Before reaching the age of six, Austin had two implant surgeries to mitigate his hearing loss. Since then, Austin has adapted to his disability by picking up ways to enhance his communication skills, including lip reading and hand signals, especially while playing baseball.

“You wouldn’t really know he’s deaf,” said John Sollecito. “People think it’s, you know, a radio thing or he’s listening to an iPod. He’s exceeded my expectations as far as what I envisioned it was going to be like when he grew up.”

Click here to watch the trailer for "I See the Crowd Roar," a documentary about deaf baseball player William Hoy, who played from 1888 to 1902. 

To compensate for his lack of hearing, Austin wears an external hearing device throughout the day. But it’s not always necessary. Austin says the ability to disable the hearing aid when pitching on the mound has ironically proven to be great advantage on the diamond.

“When I don't hear anybody -- the other team or the parents -- I can just focus that much easier on just hitting my spots,” he said. The focus pays off – according to ESPN, Austin achieved 67 strikeouts during the 2012 season.  

That ability to focus, added Austin’s baseball coach George Hill, is an integral part of Austin’s aptitude.

“I think that is probably his biggest asset -- his composure,” said Hill. “The other team could be yelling, people could be yelling, I could be yelling, and he doesn’t hear you.”

Austin’s accomplishments on the pitching mound – as well as in the classroom – have paid off. The heavily scouted pitcher, who also maintained a 3.7 GPA this semester, will attend Boston College this fall on a baseball scholarship. These feats come as no surprise to those closest to Austin.

“He’s been through a lot with his disability,” his brother, Mark, said. “Some things don’t come easy or as easily to him, so I think what that’s taught him is to stick with it and really persevere. I think that’s where he gets his determination from.”

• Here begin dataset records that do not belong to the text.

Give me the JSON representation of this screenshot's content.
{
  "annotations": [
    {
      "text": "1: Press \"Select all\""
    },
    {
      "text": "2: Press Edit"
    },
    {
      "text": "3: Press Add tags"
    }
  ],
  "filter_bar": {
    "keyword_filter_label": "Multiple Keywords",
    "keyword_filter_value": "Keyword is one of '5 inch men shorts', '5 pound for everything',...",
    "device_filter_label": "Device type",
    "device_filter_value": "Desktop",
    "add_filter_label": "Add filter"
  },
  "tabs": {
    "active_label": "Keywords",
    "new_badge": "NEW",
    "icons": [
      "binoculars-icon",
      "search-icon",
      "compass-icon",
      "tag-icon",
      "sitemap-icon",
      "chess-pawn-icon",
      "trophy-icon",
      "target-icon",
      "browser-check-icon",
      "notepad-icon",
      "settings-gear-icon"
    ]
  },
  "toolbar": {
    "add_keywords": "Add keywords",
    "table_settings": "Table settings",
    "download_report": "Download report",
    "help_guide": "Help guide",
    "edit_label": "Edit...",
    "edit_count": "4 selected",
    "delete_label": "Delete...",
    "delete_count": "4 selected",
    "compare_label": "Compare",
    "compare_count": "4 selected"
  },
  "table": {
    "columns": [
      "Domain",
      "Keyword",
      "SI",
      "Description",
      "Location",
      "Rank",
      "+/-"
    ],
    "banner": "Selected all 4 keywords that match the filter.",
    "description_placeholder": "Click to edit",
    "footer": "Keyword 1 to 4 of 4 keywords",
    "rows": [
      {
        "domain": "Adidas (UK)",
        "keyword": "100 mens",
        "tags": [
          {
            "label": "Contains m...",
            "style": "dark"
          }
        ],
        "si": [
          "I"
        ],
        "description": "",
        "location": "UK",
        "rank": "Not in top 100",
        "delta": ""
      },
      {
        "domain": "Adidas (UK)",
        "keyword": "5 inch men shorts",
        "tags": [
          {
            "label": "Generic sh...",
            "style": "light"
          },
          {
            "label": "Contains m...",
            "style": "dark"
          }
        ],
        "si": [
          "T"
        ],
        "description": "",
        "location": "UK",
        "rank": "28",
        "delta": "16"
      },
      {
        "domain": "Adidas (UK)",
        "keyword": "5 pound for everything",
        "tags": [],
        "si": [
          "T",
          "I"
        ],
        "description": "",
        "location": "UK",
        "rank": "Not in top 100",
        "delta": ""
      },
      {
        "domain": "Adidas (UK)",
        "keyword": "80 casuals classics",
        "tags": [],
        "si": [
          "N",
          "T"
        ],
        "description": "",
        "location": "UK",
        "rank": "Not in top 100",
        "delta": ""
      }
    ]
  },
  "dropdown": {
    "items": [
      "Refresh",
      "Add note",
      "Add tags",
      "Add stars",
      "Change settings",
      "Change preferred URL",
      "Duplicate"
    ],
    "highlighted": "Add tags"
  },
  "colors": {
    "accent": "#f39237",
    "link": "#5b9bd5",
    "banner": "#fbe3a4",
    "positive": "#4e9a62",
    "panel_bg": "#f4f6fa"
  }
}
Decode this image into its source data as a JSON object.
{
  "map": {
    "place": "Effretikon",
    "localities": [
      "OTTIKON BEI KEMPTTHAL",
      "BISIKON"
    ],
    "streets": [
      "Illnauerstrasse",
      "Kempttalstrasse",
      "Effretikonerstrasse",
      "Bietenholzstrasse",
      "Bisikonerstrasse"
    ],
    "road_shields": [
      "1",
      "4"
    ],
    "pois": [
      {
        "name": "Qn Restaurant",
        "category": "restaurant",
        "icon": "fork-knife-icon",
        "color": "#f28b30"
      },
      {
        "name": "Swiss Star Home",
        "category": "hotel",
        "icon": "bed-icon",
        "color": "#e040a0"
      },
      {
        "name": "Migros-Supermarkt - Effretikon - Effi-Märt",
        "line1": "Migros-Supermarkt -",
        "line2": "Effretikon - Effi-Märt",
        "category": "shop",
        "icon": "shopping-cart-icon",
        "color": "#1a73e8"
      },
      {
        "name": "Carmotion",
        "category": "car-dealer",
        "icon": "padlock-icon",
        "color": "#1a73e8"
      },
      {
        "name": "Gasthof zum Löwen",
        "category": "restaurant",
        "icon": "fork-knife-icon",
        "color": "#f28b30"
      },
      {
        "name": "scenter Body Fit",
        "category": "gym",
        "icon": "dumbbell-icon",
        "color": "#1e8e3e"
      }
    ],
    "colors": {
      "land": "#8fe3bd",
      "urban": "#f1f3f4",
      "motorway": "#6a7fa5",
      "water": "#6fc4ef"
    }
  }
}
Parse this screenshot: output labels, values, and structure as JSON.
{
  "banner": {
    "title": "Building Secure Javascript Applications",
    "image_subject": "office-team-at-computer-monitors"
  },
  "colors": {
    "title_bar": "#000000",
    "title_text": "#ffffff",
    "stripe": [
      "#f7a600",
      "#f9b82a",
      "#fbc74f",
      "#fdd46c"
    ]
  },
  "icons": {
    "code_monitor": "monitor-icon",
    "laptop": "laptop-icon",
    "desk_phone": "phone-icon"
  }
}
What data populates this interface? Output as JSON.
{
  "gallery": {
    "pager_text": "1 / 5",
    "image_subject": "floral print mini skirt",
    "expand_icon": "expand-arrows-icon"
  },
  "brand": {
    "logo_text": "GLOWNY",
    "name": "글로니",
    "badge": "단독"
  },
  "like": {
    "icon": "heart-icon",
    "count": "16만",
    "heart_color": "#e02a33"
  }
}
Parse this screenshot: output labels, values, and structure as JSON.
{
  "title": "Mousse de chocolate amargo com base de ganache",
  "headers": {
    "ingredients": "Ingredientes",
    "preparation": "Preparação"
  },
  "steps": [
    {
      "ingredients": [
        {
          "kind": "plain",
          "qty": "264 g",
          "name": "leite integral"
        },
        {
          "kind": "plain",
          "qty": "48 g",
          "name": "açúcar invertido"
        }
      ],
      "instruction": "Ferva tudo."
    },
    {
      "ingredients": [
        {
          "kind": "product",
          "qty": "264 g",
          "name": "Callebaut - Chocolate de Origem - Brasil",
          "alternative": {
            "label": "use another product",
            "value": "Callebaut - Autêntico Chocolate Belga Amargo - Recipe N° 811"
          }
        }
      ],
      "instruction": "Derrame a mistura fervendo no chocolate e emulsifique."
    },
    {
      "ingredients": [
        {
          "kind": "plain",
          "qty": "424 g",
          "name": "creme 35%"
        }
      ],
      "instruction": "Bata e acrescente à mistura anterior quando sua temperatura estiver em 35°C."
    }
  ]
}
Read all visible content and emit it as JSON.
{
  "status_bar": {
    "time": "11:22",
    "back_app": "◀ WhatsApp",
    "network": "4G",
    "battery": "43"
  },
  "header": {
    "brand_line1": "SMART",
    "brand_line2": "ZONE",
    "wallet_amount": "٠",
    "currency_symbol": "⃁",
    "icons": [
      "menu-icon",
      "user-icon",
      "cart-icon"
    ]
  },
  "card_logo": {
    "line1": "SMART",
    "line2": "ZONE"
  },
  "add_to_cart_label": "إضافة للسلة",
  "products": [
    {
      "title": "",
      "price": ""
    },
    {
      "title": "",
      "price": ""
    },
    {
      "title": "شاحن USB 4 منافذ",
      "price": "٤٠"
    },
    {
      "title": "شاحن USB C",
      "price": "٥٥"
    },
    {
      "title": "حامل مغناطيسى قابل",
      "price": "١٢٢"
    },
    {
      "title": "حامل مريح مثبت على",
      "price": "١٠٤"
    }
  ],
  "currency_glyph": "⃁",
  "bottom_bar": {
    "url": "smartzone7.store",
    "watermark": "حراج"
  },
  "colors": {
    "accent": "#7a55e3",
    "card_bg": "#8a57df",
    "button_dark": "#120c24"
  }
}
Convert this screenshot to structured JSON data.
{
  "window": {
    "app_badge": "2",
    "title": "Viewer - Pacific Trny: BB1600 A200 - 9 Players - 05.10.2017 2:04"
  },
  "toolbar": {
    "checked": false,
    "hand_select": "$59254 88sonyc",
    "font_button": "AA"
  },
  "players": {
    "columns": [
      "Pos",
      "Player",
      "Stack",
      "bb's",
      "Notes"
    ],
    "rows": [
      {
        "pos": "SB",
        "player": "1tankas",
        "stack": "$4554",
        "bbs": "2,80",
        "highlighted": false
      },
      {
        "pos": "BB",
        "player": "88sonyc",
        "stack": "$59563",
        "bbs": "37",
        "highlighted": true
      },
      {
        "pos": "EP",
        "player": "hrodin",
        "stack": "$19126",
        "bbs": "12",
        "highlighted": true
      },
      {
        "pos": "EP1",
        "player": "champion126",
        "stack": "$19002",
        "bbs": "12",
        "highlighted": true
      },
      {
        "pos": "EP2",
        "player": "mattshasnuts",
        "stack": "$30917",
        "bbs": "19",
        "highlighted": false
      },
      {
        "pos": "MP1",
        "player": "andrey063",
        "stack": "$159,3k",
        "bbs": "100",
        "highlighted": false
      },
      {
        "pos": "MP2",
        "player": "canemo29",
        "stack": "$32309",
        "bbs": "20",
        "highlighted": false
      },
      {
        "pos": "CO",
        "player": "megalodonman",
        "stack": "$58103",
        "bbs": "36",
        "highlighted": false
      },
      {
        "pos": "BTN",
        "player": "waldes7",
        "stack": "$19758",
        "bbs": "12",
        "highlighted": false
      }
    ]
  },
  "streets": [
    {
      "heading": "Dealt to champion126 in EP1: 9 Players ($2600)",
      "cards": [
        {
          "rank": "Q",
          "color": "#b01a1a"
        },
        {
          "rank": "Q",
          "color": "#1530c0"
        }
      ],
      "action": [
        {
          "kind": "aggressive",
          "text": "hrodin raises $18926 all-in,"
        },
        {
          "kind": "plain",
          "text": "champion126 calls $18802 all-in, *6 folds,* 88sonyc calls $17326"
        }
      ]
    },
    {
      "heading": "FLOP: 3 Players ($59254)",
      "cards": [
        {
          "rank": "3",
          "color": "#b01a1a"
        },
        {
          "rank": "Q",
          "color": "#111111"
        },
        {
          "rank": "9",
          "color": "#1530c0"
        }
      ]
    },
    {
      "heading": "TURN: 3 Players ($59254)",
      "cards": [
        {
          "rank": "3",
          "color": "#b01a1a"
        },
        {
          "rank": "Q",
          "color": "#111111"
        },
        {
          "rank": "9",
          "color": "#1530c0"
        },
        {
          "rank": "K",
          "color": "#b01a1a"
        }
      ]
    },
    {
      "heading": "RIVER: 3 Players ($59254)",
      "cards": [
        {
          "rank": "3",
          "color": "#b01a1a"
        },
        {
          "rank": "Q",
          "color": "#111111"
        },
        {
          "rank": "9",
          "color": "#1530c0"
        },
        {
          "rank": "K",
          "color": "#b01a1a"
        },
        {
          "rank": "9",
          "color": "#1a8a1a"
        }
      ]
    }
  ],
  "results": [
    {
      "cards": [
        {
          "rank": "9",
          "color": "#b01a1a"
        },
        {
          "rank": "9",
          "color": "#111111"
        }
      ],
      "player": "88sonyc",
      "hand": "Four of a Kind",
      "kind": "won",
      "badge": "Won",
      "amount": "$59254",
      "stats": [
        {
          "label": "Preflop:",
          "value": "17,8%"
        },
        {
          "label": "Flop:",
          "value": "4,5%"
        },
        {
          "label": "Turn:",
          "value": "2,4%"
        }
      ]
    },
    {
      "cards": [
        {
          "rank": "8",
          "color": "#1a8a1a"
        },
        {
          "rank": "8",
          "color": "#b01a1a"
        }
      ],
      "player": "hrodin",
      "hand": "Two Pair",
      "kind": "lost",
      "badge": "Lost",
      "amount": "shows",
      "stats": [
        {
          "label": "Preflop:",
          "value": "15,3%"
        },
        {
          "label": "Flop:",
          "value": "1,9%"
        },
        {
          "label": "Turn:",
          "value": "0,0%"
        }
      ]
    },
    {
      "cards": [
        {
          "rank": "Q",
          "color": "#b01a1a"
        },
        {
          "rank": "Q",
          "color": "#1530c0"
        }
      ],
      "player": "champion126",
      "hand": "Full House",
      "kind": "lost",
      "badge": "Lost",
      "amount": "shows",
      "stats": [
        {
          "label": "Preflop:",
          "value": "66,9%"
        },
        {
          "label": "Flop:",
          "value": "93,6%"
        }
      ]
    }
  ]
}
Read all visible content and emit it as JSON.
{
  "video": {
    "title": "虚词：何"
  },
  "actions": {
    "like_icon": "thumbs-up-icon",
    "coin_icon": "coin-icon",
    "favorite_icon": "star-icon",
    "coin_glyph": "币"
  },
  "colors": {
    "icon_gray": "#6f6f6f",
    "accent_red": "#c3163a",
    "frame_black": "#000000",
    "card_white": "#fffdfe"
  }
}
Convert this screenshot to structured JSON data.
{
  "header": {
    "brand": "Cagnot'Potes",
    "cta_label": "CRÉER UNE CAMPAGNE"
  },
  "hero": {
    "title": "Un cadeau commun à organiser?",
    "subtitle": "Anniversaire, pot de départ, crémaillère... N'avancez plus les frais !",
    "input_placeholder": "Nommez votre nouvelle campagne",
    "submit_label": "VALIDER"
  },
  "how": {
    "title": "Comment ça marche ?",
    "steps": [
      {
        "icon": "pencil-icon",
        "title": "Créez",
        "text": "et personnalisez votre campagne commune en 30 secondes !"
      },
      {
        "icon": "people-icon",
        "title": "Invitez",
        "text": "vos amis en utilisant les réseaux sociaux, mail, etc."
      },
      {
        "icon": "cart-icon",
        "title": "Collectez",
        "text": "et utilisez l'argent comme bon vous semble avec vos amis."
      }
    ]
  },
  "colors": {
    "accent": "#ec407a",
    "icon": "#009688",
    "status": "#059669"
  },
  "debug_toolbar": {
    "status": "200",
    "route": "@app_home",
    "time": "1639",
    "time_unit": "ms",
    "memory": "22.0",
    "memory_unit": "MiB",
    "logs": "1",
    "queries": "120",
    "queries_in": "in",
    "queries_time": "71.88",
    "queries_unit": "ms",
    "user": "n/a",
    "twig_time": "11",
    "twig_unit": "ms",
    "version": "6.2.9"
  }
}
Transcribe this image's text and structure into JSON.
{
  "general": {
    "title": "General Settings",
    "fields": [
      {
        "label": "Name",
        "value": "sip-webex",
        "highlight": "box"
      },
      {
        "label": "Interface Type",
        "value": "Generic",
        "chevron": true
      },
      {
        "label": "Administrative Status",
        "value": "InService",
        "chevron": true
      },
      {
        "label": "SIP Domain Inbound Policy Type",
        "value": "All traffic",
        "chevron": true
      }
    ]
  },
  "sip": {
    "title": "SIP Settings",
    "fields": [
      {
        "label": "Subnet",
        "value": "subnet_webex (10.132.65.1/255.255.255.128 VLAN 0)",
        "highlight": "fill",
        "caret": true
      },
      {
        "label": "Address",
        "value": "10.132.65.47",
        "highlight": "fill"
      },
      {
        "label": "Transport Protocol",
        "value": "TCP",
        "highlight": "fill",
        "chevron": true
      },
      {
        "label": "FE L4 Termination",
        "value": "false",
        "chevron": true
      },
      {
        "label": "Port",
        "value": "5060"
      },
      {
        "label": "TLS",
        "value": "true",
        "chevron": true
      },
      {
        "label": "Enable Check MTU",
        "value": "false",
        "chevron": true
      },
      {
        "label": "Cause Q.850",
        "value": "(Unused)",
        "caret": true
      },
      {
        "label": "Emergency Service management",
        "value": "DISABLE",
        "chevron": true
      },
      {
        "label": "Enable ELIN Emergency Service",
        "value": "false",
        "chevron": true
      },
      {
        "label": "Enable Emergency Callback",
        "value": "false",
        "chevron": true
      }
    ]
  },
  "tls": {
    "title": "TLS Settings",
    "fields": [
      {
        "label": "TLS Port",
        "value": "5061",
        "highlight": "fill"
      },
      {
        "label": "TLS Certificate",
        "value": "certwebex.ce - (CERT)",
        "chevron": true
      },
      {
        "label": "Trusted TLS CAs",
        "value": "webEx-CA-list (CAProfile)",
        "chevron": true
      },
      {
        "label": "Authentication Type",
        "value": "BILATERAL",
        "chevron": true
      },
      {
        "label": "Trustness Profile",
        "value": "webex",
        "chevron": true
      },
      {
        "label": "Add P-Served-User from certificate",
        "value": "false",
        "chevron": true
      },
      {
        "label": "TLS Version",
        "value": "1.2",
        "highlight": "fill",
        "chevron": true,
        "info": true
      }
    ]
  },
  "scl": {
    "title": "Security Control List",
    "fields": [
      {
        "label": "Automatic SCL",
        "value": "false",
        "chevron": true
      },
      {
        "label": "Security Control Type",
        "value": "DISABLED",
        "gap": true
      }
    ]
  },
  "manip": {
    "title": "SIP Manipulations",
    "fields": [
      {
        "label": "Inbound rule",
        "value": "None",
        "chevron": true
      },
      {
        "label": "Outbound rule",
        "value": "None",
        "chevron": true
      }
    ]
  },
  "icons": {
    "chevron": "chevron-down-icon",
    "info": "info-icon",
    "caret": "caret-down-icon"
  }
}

Austin says he is just doing what comes naturally to him.

“I kind of think my deafness is overblown,” he said. "To me it’s no big deal, like, I just feel like any other person out there."

Now Austin hopes to make into a professional baseball league — a mission that both his father and coach support.

"He's a very special young man,” Hill said. “We'll be watching him and supporting him every step of the way."